Student Life Resources is a web project for the Dean of Student Life at PSU. Through this website, new faculty and staff get to know different resources at PSU. The website satisfies the Web Content Accessibility Guidelines 2.1.

My Tasks

Research, information architecture, wireframe, mockup, usability testing, web development

My Roles

Web Development
Web Design
UX

Design Process

The Challenges

As of September 2017, the Student Life Resource site was in video format. With this presentation style, users often face ​limited customization options for the learning process. There are several challenging such as printing out the material, exploring external resources/links, or adding new contents (which require some video editing skills from administrators.) When the video is replaced with a more interactive website, the users have more freedom to interact with the content.

The design process was guided​ by some of the following questions:

  • 1. How can the information ​be organized so that users can easily find it?
  • 2. How can often-used topics be set aside for future reference?
  • 3. Which platform is edit-friendly for non-developers, since the administrators of this site are PSU faculty?
  • 4. How can the website be optimized​ for users with disabilities, such as vision impairment?

Ideate and wireframe

Development

After the approval of the visual ​design, there are three hosting options for the website: WordPress, Drupal, or Google Sites.​ While WordPress and Drupal have a learning curve, Google Sites was chosen because it is intuitive to use for non-developers.

Usability Testing

The Office of Information Technology at PSU provided usability testing for the website based on WCAG 2.0 & WTAG 2.0 standards.

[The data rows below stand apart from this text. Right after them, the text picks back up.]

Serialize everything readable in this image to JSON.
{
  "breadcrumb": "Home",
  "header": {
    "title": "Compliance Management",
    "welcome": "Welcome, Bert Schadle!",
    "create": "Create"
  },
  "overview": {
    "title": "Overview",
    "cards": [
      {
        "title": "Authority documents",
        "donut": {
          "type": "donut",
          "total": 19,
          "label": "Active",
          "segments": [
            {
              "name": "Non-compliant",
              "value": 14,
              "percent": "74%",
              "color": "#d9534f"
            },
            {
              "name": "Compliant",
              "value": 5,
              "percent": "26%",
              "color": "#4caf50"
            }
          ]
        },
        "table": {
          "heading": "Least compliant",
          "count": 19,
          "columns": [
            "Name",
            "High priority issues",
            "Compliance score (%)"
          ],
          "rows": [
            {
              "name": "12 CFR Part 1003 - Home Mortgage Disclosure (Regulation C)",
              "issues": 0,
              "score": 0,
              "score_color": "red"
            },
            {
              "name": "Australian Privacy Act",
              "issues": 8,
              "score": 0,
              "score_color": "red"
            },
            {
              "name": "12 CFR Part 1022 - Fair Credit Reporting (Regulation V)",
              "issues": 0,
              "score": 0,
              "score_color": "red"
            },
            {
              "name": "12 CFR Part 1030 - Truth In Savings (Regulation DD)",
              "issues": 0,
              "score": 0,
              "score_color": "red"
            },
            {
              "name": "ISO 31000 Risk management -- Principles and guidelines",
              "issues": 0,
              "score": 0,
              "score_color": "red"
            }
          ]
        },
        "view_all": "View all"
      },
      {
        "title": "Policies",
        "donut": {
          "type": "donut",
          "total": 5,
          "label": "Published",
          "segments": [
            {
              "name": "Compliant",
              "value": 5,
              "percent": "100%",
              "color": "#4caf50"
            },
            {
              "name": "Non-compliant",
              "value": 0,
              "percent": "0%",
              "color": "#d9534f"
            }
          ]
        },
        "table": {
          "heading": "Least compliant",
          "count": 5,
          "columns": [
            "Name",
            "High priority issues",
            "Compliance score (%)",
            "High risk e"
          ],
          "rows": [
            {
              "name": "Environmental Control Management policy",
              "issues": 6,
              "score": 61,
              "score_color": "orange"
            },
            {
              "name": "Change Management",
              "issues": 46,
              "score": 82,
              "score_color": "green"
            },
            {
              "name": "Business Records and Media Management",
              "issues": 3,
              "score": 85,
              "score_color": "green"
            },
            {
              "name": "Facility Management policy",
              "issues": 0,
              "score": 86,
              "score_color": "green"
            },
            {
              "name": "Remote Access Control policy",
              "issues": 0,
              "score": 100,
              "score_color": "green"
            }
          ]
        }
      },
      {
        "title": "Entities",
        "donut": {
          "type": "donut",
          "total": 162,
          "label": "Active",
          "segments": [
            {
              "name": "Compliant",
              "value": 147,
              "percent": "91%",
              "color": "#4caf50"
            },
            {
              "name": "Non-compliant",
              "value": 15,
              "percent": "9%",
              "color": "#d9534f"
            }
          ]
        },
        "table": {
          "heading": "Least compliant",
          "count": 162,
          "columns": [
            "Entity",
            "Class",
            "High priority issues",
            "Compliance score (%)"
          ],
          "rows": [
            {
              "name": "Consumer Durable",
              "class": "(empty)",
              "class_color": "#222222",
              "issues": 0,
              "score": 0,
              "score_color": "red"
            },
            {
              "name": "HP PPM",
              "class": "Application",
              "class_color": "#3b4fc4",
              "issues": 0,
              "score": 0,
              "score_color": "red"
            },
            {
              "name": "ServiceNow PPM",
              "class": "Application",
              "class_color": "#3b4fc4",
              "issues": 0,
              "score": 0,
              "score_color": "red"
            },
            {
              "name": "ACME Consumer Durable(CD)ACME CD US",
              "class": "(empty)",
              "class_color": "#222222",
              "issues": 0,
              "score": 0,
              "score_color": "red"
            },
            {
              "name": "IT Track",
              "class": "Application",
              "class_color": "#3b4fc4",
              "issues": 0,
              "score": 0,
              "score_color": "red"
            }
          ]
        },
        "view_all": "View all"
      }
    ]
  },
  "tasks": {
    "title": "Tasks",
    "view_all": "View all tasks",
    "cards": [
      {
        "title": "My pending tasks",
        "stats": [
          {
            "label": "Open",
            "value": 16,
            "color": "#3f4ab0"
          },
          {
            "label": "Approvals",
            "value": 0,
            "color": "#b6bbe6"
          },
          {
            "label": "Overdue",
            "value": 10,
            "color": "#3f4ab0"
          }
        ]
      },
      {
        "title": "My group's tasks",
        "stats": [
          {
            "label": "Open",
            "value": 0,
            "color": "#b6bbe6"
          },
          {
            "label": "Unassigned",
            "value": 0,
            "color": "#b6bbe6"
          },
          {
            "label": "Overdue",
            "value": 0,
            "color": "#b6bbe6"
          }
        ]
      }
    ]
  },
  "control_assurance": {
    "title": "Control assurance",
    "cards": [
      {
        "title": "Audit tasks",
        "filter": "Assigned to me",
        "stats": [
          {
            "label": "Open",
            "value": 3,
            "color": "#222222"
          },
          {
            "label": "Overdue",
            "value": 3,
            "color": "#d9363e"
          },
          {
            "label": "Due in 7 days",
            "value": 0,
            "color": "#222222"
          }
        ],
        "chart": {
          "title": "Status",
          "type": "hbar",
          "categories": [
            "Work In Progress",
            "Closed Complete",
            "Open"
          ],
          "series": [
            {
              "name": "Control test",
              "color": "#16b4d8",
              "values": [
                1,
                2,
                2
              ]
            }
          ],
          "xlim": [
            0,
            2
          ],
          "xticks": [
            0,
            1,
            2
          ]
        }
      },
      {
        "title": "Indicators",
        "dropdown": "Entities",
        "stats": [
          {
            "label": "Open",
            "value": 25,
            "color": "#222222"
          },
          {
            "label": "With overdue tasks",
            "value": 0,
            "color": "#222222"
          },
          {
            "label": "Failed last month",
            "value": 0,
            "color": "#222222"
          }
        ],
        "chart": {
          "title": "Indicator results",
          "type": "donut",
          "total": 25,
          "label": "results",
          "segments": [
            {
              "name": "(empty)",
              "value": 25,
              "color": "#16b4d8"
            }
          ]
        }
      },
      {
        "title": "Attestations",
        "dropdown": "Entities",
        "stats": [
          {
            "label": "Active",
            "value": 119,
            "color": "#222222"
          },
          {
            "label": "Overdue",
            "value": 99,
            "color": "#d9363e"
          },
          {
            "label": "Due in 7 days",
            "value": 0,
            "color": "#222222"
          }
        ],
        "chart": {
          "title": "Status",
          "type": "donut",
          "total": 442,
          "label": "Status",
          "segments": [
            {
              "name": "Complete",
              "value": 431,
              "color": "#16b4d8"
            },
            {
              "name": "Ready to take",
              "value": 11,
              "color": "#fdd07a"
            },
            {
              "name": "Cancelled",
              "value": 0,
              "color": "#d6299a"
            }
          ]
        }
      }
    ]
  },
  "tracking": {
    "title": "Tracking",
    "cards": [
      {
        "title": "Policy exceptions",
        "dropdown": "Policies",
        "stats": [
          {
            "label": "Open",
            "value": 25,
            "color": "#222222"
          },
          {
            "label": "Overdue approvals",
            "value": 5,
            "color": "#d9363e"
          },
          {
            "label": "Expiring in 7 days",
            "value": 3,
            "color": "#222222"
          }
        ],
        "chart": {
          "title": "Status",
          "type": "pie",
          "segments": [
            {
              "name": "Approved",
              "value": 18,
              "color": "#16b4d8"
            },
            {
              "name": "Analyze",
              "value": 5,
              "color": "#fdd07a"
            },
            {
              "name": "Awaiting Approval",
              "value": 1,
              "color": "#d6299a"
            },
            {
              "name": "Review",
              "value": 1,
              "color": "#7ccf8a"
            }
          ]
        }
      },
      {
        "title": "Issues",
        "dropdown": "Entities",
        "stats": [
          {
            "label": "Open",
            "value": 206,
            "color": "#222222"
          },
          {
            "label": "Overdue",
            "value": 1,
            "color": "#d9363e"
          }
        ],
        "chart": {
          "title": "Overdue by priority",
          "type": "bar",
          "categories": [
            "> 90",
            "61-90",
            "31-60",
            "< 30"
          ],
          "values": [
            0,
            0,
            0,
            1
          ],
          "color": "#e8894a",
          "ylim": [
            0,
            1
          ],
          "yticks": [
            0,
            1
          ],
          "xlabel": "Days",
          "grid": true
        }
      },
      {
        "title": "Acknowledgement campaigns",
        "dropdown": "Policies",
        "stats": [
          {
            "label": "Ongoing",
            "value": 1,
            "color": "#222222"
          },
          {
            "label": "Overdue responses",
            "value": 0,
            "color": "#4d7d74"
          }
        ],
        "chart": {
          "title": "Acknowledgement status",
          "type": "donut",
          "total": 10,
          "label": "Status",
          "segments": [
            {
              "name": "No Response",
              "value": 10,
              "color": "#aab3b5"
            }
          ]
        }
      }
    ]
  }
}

The testing covered website elements such as: page title, alt-text, heading, color contrast, resizable text, visual focus, structure, and keyboard functionality.

The test will benefit people who:

  • have low vision and need to zoom in on the website
  • use keyboard to control the mouse
  • use screen readers
  • have color blindness

The accessibility test identified three main problems:

  • a current state (mode) could not be determined
  • the keyboard functionality was unpredictable
  • the web application platform was missing semantic information

*WCAG: Web Content Accessibility Guideline
*ATAG: Authoring Tool Accessibility Guidelines

Eric Nambo, IT Accessibility Coordinator at PSU

Redesign

As Eric suggestion, the columnar design on old site did not work with a screen reader. The screen reader will keep reading text from left to right without knowing left-sidebar are buttons, the right sidebar is main content. At the stage, Eric and I worked on new Sketch and Wireframe to figure out the best way to design the page that compatible with screen-readers and keyboard functionality.

I came up with two possible re-design, and we pick the first one. The text design will help a screen-reader easily read text from left to right, top to bottom. Each topic page includes essential links bar on the top for quick access. The left-sidebar navigation as the second design version is great for users to explore around, but I have to eliminate it because Google Site hasn’t had that options yet.

Usability Testing
We test the final website again. It works successfully with screen-readers. The text has a clear hierarchy and is resizable. The colors are not only fit with PSU theme (green and yellow) but also have enough contrast.